Bakırköy Kadın Cezaevi sert müdahalenin ardından, yurttaşların BDP Bahçelievler ilçe binasında başlattıkları açlık grevi de sürüyor. Yurttaşlar geceyi ilçe binasında geçirirken, eyleme katılımlar da devam ediyor. BDP Kartal ilçe binasında ise 10 kişi dönüşümlü açlık grevi eylemine başladı.


İzmir’in Bayraklı ilçesinde de süresiz-dönüşümlü açlık grevi eylemi başlatıldı. Aydın da ise, BDP Ortaklar Belde Örgütü üyeleri, bir günlük açlık grevi eylemi yaptı. Açlık grevine, BDP Ortaklar Belde Başkanı Fesih Kaya da katıldı.


Avrupa’da da destek grevleri sürüyor. İngiltere’nin başkenti Londra’da, da açlık grevlerine destek amacıyla tarihi St.
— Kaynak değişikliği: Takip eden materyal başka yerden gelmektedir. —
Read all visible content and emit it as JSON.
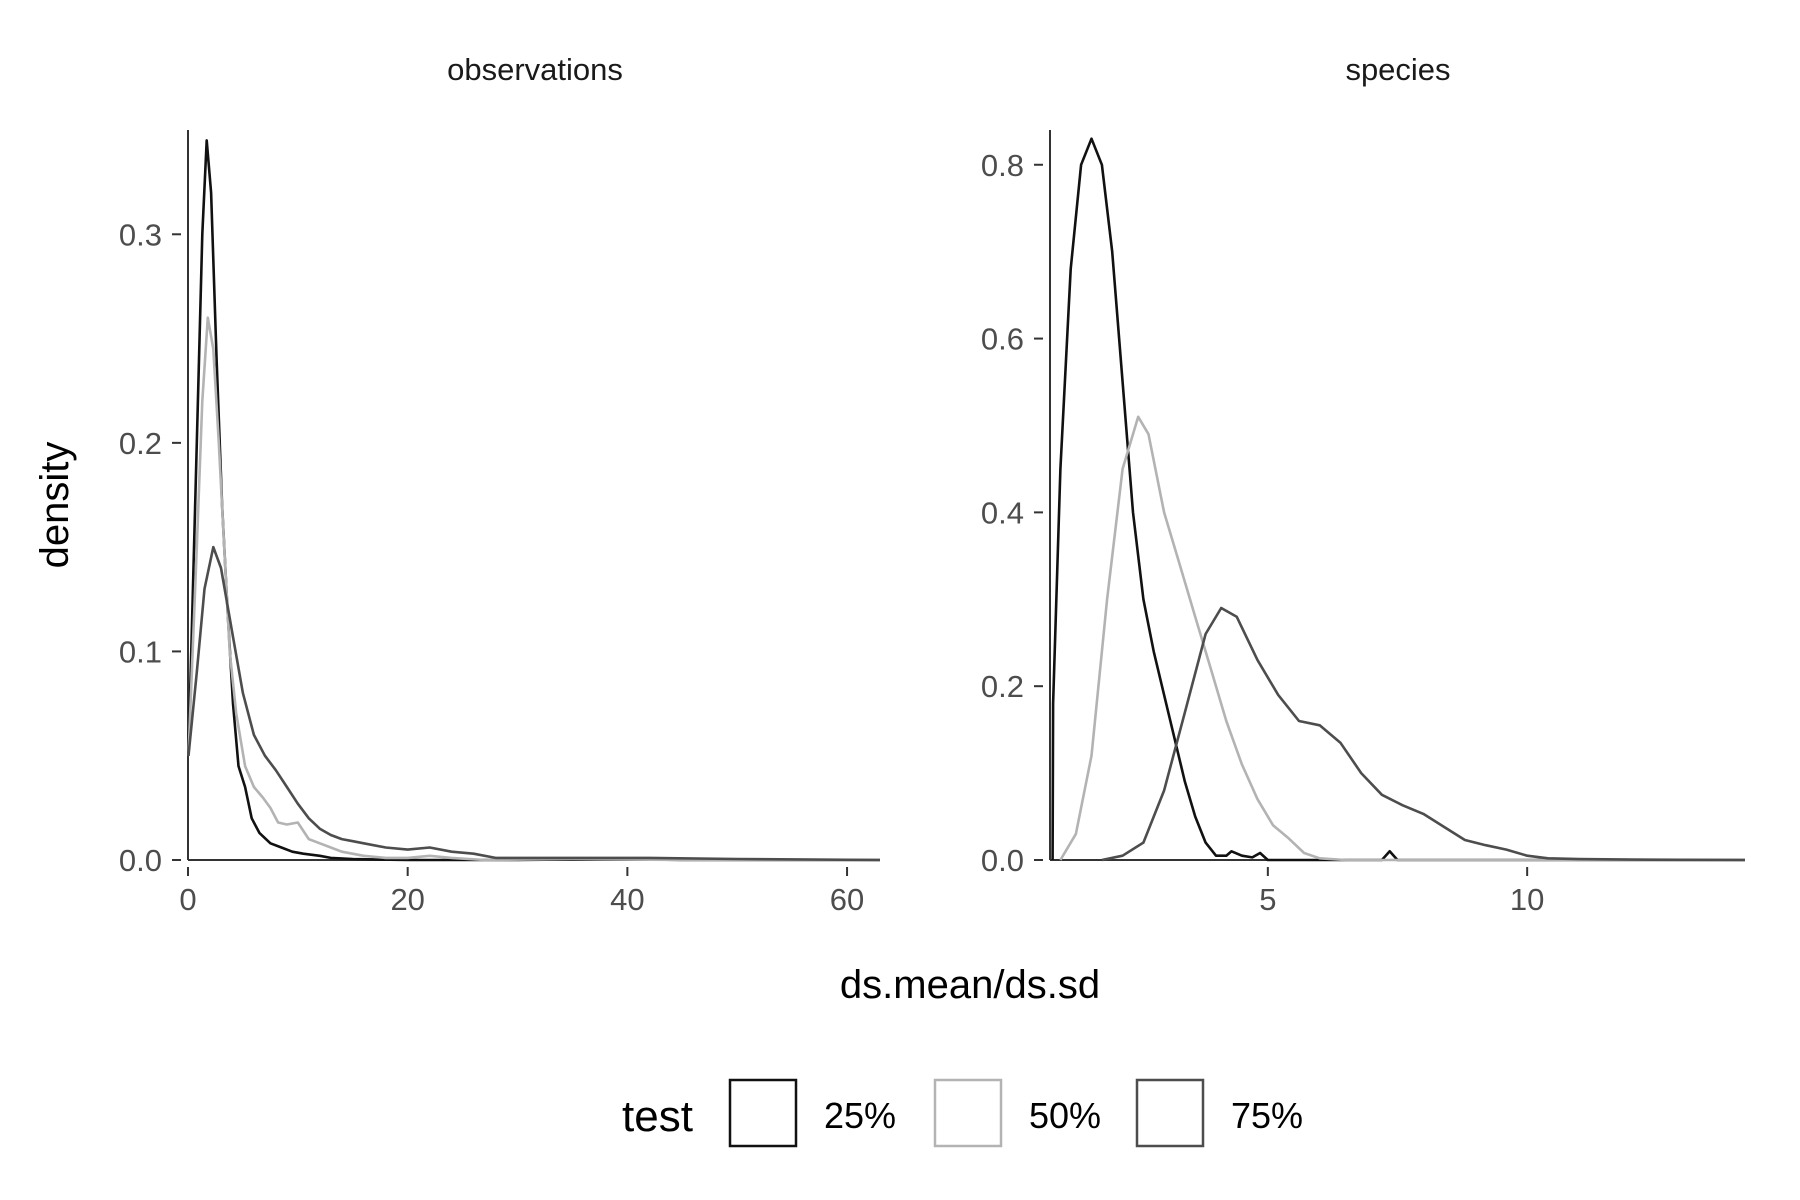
{
  "figure": {
    "xlabel": "ds.mean/ds.sd",
    "ylabel": "density"
  },
  "legend": {
    "title": "test",
    "position": "bottom",
    "items": [
      {
        "label": "25%",
        "color": "#111111"
      },
      {
        "label": "50%",
        "color": "#b3b3b3"
      },
      {
        "label": "75%",
        "color": "#4d4d4d"
      }
    ]
  },
  "chart_data": [
    {
      "type": "line",
      "title": "observations",
      "xlabel": "ds.mean/ds.sd",
      "ylabel": "density",
      "xlim": [
        0,
        63
      ],
      "ylim": [
        0,
        0.35
      ],
      "xticks": [
        0,
        20,
        40,
        60
      ],
      "yticks": [
        0.0,
        0.1,
        0.2,
        0.3
      ],
      "ytick_labels": [
        "0.0",
        "0.1",
        "0.2",
        "0.3"
      ],
      "grid": false,
      "series": [
        {
          "name": "25%",
          "color": "#111111",
          "points": [
            [
              0.05,
              0.05
            ],
            [
              0.8,
              0.2
            ],
            [
              1.3,
              0.3
            ],
            [
              1.7,
              0.345
            ],
            [
              2.1,
              0.32
            ],
            [
              2.6,
              0.24
            ],
            [
              3.1,
              0.17
            ],
            [
              3.6,
              0.12
            ],
            [
              4.1,
              0.075
            ],
            [
              4.6,
              0.045
            ],
            [
              5.2,
              0.035
            ],
            [
              5.8,
              0.02
            ],
            [
              6.5,
              0.013
            ],
            [
              7.5,
              0.008
            ],
            [
              8.5,
              0.006
            ],
            [
              9.5,
              0.004
            ],
            [
              10.5,
              0.003
            ],
            [
              12,
              0.002
            ],
            [
              13,
              0.001
            ],
            [
              15,
              0.0005
            ],
            [
              20,
              0.0
            ],
            [
              30,
              0.0
            ],
            [
              40,
              0.0005
            ],
            [
              45,
              0.0
            ],
            [
              63,
              0.0
            ]
          ]
        },
        {
          "name": "50%",
          "color": "#b3b3b3",
          "points": [
            [
              0.05,
              0.05
            ],
            [
              0.8,
              0.15
            ],
            [
              1.3,
              0.22
            ],
            [
              1.8,
              0.26
            ],
            [
              2.3,
              0.245
            ],
            [
              2.8,
              0.2
            ],
            [
              3.3,
              0.15
            ],
            [
              3.8,
              0.1
            ],
            [
              4.4,
              0.07
            ],
            [
              5.2,
              0.045
            ],
            [
              6,
              0.035
            ],
            [
              6.8,
              0.03
            ],
            [
              7.5,
              0.025
            ],
            [
              8.2,
              0.018
            ],
            [
              9,
              0.017
            ],
            [
              10,
              0.018
            ],
            [
              11,
              0.01
            ],
            [
              12,
              0.008
            ],
            [
              13,
              0.006
            ],
            [
              14,
              0.004
            ],
            [
              16,
              0.002
            ],
            [
              18,
              0.001
            ],
            [
              20,
              0.001
            ],
            [
              22,
              0.002
            ],
            [
              24,
              0.001
            ],
            [
              27,
              0.0
            ],
            [
              35,
              0.0005
            ],
            [
              45,
              0.0
            ],
            [
              63,
              0.0
            ]
          ]
        },
        {
          "name": "75%",
          "color": "#4d4d4d",
          "points": [
            [
              0.05,
              0.05
            ],
            [
              0.8,
              0.09
            ],
            [
              1.5,
              0.13
            ],
            [
              2.3,
              0.15
            ],
            [
              3,
              0.14
            ],
            [
              4,
              0.11
            ],
            [
              5,
              0.08
            ],
            [
              6,
              0.06
            ],
            [
              7,
              0.05
            ],
            [
              8,
              0.043
            ],
            [
              9,
              0.035
            ],
            [
              10,
              0.027
            ],
            [
              11,
              0.02
            ],
            [
              12,
              0.015
            ],
            [
              13,
              0.012
            ],
            [
              14,
              0.01
            ],
            [
              15,
              0.009
            ],
            [
              16,
              0.008
            ],
            [
              18,
              0.006
            ],
            [
              20,
              0.005
            ],
            [
              22,
              0.006
            ],
            [
              24,
              0.004
            ],
            [
              26,
              0.003
            ],
            [
              28,
              0.001
            ],
            [
              32,
              0.001
            ],
            [
              37,
              0.001
            ],
            [
              42,
              0.001
            ],
            [
              50,
              0.0005
            ],
            [
              63,
              0.0
            ]
          ]
        }
      ]
    },
    {
      "type": "line",
      "title": "species",
      "xlabel": "ds.mean/ds.sd",
      "ylabel": "density",
      "xlim": [
        0.8,
        14.2
      ],
      "ylim": [
        0,
        0.84
      ],
      "xticks": [
        5,
        10
      ],
      "yticks": [
        0.0,
        0.2,
        0.4,
        0.6,
        0.8
      ],
      "ytick_labels": [
        "0.0",
        "0.2",
        "0.4",
        "0.6",
        "0.8"
      ],
      "grid": false,
      "series": [
        {
          "name": "25%",
          "color": "#111111",
          "points": [
            [
              0.85,
              0.0
            ],
            [
              0.86,
              0.18
            ],
            [
              1.0,
              0.45
            ],
            [
              1.2,
              0.68
            ],
            [
              1.4,
              0.8
            ],
            [
              1.6,
              0.83
            ],
            [
              1.8,
              0.8
            ],
            [
              2.0,
              0.7
            ],
            [
              2.2,
              0.55
            ],
            [
              2.4,
              0.4
            ],
            [
              2.6,
              0.3
            ],
            [
              2.8,
              0.24
            ],
            [
              3.0,
              0.19
            ],
            [
              3.2,
              0.14
            ],
            [
              3.4,
              0.09
            ],
            [
              3.6,
              0.05
            ],
            [
              3.8,
              0.02
            ],
            [
              4.0,
              0.005
            ],
            [
              4.2,
              0.005
            ],
            [
              4.3,
              0.01
            ],
            [
              4.5,
              0.005
            ],
            [
              4.7,
              0.003
            ],
            [
              4.85,
              0.008
            ],
            [
              5.0,
              0.0
            ],
            [
              7.2,
              0.0
            ],
            [
              7.35,
              0.01
            ],
            [
              7.5,
              0.0
            ],
            [
              14.2,
              0.0
            ]
          ]
        },
        {
          "name": "50%",
          "color": "#b3b3b3",
          "points": [
            [
              1.0,
              0.0
            ],
            [
              1.3,
              0.03
            ],
            [
              1.6,
              0.12
            ],
            [
              1.9,
              0.3
            ],
            [
              2.2,
              0.45
            ],
            [
              2.5,
              0.51
            ],
            [
              2.7,
              0.49
            ],
            [
              3.0,
              0.4
            ],
            [
              3.3,
              0.34
            ],
            [
              3.6,
              0.28
            ],
            [
              3.9,
              0.22
            ],
            [
              4.2,
              0.16
            ],
            [
              4.5,
              0.11
            ],
            [
              4.8,
              0.07
            ],
            [
              5.1,
              0.04
            ],
            [
              5.4,
              0.025
            ],
            [
              5.7,
              0.008
            ],
            [
              6.0,
              0.002
            ],
            [
              6.5,
              0.0
            ],
            [
              14.2,
              0.0
            ]
          ]
        },
        {
          "name": "75%",
          "color": "#4d4d4d",
          "points": [
            [
              1.8,
              0.0
            ],
            [
              2.2,
              0.005
            ],
            [
              2.6,
              0.02
            ],
            [
              3.0,
              0.08
            ],
            [
              3.4,
              0.17
            ],
            [
              3.8,
              0.26
            ],
            [
              4.1,
              0.29
            ],
            [
              4.4,
              0.28
            ],
            [
              4.8,
              0.23
            ],
            [
              5.2,
              0.19
            ],
            [
              5.6,
              0.16
            ],
            [
              6.0,
              0.155
            ],
            [
              6.4,
              0.135
            ],
            [
              6.8,
              0.1
            ],
            [
              7.2,
              0.075
            ],
            [
              7.6,
              0.063
            ],
            [
              8.0,
              0.053
            ],
            [
              8.4,
              0.038
            ],
            [
              8.8,
              0.023
            ],
            [
              9.2,
              0.017
            ],
            [
              9.6,
              0.012
            ],
            [
              10.0,
              0.005
            ],
            [
              10.4,
              0.002
            ],
            [
              11.0,
              0.001
            ],
            [
              12.0,
              0.0005
            ],
            [
              14.2,
              0.0
            ]
          ]
        }
      ]
    }
  ]
}
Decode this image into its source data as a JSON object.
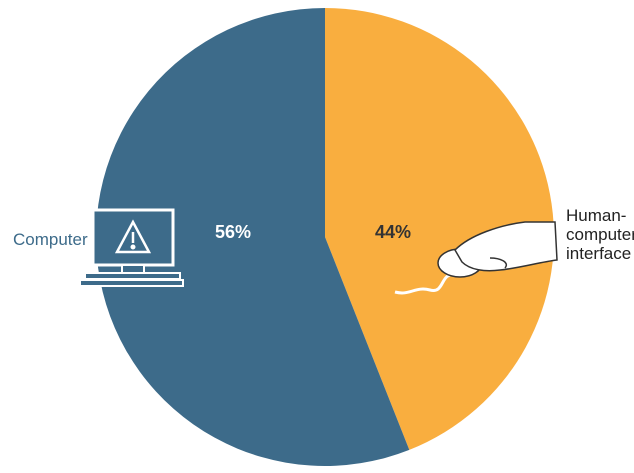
{
  "chart_data": {
    "type": "pie",
    "categories": [
      "Human-computer interface",
      "Computer"
    ],
    "values": [
      44,
      56
    ],
    "value_labels": [
      "44%",
      "56%"
    ],
    "colors": [
      "#f9ae3f",
      "#3d6b8a"
    ]
  }
}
Martin In The Field Kilisesi’nde başlatılan açlık grevi devam ediyor. Açlık grevine Kilise Papazı da Kürt tutsaklar için dua ederek destek verdi. Kürdistan Öğrenciler Birliği üyesi 7 öğrencinin Almanya Bochum üniversitesinde başlattıkları açlık grevi eylemi üçüncü gününde. DİHA


Tutsak babası da eylemde


Mardin E Tipi Kapalı Cezaevi önündeki oturma eylemi devam ederken Fettah Tekin (47) isimli bir yurttaş, süresiz-dönüşümsüz açlık grevine başladığını duyurdu. Şakran Cezaevi’nde tutuklu bulunan Delil Tekin’in babası Fettah Tekin, sonuç alınıncaya kadar eylemini sürdüreceğini kaydetti. Öte yandan Metin Aslan, Cengiz Demirkıran, Musa İldem, Sedile Solmaz, Mizgin Çokon ve Sufiye Babayiğit isimli yurttaşlar ise 3 günlük açlık grevine başladı.